I have been fortunate in the course of my life in knowing, more or less intimately, several eminent priests; and by this I do not mean necessarily eminent ecclesiastics; several famous ecclesiastics with whom circumstances have brought me into contact have not been priestly persons at all; they have been vigorous, wise, energetic, statesmanlike men, such as I suppose the Pontifex Maximus at Rome might have been, with a kind of formal, almost hereditary, priesthood. And, on the other hand, I have known more than one layman of distinctly priestly character, priestly after the order of Melchizedek, who had not, I suppose, received any religious consecration for his ministry, apart from perhaps a kingly initiation.

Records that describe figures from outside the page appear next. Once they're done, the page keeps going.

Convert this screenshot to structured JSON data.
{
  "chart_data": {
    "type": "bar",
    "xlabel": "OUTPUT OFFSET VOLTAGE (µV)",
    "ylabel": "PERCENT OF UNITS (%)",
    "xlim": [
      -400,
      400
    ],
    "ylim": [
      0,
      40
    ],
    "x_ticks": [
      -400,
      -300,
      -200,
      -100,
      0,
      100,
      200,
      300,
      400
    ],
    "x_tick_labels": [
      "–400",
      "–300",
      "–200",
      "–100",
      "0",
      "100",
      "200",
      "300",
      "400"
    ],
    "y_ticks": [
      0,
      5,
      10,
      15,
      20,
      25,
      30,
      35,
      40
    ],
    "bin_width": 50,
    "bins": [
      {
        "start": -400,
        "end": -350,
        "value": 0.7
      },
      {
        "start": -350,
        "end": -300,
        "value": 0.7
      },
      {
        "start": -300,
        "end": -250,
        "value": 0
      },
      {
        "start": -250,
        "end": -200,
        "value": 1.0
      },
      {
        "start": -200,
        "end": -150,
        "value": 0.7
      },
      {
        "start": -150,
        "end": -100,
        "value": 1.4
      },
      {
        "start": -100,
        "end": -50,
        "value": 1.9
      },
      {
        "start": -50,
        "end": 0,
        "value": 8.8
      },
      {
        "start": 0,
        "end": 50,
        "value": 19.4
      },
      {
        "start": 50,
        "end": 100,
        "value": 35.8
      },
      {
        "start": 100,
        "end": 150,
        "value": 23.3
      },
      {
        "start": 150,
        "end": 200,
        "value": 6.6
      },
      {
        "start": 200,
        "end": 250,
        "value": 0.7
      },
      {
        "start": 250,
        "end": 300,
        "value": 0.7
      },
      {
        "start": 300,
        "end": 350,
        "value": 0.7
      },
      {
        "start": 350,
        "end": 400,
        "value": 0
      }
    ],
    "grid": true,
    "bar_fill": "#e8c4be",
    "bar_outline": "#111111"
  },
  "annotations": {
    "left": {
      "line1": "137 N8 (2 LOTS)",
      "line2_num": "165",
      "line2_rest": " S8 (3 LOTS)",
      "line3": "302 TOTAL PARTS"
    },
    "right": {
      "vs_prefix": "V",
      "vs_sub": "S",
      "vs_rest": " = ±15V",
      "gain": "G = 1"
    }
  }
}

The essence of the priest is that he should believe himself, however humbly and secretly, to be set in a certain sense between humanity and God. He is conscious, if not of a mission, at least of a vocation, as an interpreter of secrets, a guardian of mysteries; he would believe that there are certain people in the world who are called to be apostles, whose work it is to remind men of God, and to justify the ways of God to men. He feels that he stands, like Aaron, to make atonement; that he is in a certain definite relation to God, a relation which all do not share; and that this gives him, in a special sense, something of the divine and fatherly relation to men. In the hands of a perfectly humble, perfectly disinterested man, this may become a very beautiful and tender thing. Such a man, from long and intimate relations with humanity, will have a very deep knowledge of the human heart. He will be surprised at no weakness or frailty; he will be patient with all perverseness and obduracy; he will be endlessly compassionate, because he will realize the strength and insistence of temptation; he will be endlessly hopeful, because he will have seen, a hundred times over, the flower of virtue and love blooming in an arid and desolate heart. He will have seen close at hand the transforming power of faith, even in natures which have become the shuddering victims of evil habit.